— Да не тут… А как стрелять начали, испугался я и убежал…
   — Слышали? — перебил первый. — Я ж говорил, что где-то стреляют.
   — Ей-богу, стреляли, — заговорил быстро, начиная о чём-то догадываться, Жиган, — на Никольской дороге. Там Козолупу мужики продукт везли. А Лёвкины ребята на них напали.
   — Как напали?! — гневно заорал тот. — Как они смели!
   — Ей-богу, напали… Сам слышал: чтоб, говорят, сдохнуть Козолупу… Жирно с него… и так обжирается, старый чёрт…

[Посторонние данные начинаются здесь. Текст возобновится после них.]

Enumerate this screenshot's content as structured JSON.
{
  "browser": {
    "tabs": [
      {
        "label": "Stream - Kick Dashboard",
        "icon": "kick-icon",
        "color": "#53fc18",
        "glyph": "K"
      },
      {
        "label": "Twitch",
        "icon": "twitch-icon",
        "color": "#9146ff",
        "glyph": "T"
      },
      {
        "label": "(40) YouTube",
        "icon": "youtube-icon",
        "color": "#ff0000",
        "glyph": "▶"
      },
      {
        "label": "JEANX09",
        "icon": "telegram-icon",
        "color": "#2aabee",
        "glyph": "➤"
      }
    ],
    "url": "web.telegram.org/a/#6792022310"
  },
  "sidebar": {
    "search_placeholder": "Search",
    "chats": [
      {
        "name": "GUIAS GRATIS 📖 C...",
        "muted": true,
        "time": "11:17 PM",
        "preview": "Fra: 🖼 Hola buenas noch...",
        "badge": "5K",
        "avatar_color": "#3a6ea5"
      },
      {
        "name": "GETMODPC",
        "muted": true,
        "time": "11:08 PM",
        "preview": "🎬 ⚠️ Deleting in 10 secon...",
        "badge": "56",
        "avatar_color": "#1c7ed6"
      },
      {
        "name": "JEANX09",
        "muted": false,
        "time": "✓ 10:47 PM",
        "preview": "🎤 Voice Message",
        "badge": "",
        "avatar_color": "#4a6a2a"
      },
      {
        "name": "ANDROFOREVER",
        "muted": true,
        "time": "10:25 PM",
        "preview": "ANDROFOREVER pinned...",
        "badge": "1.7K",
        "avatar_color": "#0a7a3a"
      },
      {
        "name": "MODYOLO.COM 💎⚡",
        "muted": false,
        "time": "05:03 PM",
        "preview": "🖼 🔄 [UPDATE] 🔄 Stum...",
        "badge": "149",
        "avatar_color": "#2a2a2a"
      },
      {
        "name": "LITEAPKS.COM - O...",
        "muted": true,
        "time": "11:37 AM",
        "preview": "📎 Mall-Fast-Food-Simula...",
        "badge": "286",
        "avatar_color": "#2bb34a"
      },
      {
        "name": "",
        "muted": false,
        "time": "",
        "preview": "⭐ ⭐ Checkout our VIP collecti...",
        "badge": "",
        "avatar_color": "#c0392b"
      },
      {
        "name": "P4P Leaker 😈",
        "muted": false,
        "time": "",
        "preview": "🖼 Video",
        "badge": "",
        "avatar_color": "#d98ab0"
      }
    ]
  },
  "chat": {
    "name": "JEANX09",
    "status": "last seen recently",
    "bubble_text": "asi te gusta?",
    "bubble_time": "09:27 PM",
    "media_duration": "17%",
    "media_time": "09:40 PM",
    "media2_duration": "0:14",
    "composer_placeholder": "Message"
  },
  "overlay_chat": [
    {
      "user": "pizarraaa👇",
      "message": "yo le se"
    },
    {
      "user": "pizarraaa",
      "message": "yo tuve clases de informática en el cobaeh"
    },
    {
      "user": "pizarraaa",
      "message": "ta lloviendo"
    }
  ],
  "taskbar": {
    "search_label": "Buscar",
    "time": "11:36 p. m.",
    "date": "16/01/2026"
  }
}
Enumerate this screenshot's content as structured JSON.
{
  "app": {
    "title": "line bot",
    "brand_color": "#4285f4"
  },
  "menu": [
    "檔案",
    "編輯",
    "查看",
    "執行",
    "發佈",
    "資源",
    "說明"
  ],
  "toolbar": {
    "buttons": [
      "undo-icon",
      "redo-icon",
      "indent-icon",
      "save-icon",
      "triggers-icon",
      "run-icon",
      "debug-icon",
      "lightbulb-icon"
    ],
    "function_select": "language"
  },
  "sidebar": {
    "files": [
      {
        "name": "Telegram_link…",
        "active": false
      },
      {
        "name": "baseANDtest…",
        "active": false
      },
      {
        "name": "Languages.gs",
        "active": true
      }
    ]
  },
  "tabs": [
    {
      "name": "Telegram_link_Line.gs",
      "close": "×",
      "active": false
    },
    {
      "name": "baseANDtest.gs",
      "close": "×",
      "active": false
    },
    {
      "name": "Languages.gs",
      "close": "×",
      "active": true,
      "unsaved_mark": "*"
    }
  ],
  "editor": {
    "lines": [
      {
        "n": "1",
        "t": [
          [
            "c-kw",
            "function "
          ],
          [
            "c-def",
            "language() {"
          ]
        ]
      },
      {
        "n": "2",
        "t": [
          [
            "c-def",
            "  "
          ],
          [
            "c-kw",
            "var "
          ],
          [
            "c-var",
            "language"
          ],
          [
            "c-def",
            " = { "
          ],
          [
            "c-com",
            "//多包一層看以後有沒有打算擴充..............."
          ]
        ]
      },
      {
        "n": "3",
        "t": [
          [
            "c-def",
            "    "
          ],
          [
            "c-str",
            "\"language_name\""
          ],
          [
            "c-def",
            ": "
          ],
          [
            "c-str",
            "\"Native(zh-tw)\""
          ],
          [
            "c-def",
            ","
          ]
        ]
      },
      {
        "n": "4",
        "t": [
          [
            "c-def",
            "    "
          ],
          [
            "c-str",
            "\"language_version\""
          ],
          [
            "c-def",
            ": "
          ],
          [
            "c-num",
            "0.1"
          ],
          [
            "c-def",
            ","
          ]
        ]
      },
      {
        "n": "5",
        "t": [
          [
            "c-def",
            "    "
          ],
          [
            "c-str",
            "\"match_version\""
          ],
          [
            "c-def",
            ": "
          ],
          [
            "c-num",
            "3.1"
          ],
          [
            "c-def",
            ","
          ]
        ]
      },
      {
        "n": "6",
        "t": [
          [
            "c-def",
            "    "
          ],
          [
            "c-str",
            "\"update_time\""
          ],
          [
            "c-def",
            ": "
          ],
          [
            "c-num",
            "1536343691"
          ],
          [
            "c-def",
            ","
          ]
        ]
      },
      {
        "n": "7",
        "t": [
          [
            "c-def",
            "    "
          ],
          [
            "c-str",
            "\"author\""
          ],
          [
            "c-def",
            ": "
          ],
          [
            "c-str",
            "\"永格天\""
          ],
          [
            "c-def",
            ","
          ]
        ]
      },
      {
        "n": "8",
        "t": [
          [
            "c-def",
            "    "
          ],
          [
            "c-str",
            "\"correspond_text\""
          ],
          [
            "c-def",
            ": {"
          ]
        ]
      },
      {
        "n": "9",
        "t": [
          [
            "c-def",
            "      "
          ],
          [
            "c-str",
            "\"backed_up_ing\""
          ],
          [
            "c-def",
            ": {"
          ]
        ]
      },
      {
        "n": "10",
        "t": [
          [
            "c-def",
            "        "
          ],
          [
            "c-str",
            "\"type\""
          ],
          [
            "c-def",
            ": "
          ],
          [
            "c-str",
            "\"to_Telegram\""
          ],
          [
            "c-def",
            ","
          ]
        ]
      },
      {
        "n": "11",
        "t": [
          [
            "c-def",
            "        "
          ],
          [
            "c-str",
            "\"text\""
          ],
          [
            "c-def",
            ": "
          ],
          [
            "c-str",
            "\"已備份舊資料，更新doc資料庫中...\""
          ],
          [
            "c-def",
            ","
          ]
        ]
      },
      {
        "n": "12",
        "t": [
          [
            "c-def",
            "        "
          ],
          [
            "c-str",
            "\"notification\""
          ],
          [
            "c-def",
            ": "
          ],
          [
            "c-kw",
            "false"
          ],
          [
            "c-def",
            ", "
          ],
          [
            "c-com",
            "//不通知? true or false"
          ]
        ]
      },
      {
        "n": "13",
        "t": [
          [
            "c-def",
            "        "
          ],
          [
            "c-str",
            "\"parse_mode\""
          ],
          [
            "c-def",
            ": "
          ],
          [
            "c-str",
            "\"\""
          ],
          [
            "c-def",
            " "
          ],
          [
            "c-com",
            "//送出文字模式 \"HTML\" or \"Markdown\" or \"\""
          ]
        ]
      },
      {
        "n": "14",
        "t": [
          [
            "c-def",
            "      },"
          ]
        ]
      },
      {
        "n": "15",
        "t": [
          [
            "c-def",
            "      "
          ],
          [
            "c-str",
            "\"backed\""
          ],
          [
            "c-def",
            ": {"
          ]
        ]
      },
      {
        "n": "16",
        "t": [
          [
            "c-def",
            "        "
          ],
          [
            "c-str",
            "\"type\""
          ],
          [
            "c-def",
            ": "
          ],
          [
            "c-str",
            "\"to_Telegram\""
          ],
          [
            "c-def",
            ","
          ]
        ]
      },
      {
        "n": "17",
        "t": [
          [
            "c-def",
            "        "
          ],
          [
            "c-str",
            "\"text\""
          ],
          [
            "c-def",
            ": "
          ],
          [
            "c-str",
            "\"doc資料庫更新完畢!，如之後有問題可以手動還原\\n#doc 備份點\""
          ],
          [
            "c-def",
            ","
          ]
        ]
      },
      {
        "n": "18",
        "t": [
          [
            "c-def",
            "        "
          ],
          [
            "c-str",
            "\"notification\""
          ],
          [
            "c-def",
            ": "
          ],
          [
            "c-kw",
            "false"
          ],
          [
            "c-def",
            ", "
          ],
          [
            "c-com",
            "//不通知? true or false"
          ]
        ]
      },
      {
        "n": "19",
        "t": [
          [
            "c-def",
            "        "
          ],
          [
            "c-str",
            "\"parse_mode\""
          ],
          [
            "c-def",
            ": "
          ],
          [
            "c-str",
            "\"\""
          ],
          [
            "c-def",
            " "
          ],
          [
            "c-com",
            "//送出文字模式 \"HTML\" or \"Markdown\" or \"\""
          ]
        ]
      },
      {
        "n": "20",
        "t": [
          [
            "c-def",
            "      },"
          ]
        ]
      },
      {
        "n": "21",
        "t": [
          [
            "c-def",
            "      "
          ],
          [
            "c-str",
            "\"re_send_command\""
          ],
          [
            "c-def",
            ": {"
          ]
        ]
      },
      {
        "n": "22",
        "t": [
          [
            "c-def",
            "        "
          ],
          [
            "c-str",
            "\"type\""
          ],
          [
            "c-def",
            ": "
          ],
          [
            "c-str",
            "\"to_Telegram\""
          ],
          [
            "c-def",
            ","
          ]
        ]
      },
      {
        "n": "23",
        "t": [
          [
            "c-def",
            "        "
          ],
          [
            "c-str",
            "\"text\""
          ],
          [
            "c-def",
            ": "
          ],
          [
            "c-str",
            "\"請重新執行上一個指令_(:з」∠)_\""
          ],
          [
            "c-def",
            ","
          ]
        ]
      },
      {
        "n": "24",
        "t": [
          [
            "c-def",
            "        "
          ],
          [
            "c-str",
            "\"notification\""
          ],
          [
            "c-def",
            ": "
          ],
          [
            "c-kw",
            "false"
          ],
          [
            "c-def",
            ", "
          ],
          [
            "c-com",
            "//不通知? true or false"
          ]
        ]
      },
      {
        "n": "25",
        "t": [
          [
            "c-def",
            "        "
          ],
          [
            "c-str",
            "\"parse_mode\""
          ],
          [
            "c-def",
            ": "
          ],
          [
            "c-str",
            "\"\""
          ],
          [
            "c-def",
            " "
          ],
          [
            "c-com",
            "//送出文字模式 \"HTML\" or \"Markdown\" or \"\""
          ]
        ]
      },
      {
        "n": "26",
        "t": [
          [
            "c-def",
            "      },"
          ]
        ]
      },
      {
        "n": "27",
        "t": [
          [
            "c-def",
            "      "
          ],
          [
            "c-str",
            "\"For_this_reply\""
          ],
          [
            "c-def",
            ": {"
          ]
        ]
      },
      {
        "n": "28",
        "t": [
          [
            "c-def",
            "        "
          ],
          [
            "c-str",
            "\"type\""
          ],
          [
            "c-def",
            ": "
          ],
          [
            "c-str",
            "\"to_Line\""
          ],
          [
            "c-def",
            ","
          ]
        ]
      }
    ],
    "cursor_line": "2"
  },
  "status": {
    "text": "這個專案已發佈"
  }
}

   — Слышали?! — заревел зелёный. — Это я обжираюсь?
   — Обжирается, — подтвердил Жиган, у которого язык заработал, как мельница. — Если, говорят, сунется он, мы напомним ему… Мне что? Это всё ихние разговоры.
   Жиган готов был выпалить ещё не один десяток обидных для достоинства Козолупа слов, но тот и так был взбешён до крайности и потому рявкнул грозно:
   — По коням!
   — А с ним что? — спросил кто-то, указывая на Жигана.
   — А всыпь ему раз плетью, чтобы не мог впредь такие слова слушать.
   Ускакал отряд в одну сторону, а Жиган, получив ни за что ни про что по спине, помчался в другую, радуясь, что ещё так легко отделался.
   «Сейчас схватятся, — подумал он на бегу. — А пока разберутся, глядишь — и ночь уже».
   Миновали сумерки. Высыпали звёзды, спустилась ночь. А Жиган то бежал, то шёл, тяжело дыша, то изредка останавливался — перевести дух. Один раз, заслышав мерное бульканье, отыскал в темноте ручей и хлебнул, разгорячённый, несколько глотков холодной воды. Один раз шарахнулся испуганно, наткнувшись на сиротливо покривившийся придорожный крест. И понемногу отчаяние начало овладевать им. Бежишь, бежишь, и всё конца нету. Может, и сбился давно. Хоть бы спросить у кого.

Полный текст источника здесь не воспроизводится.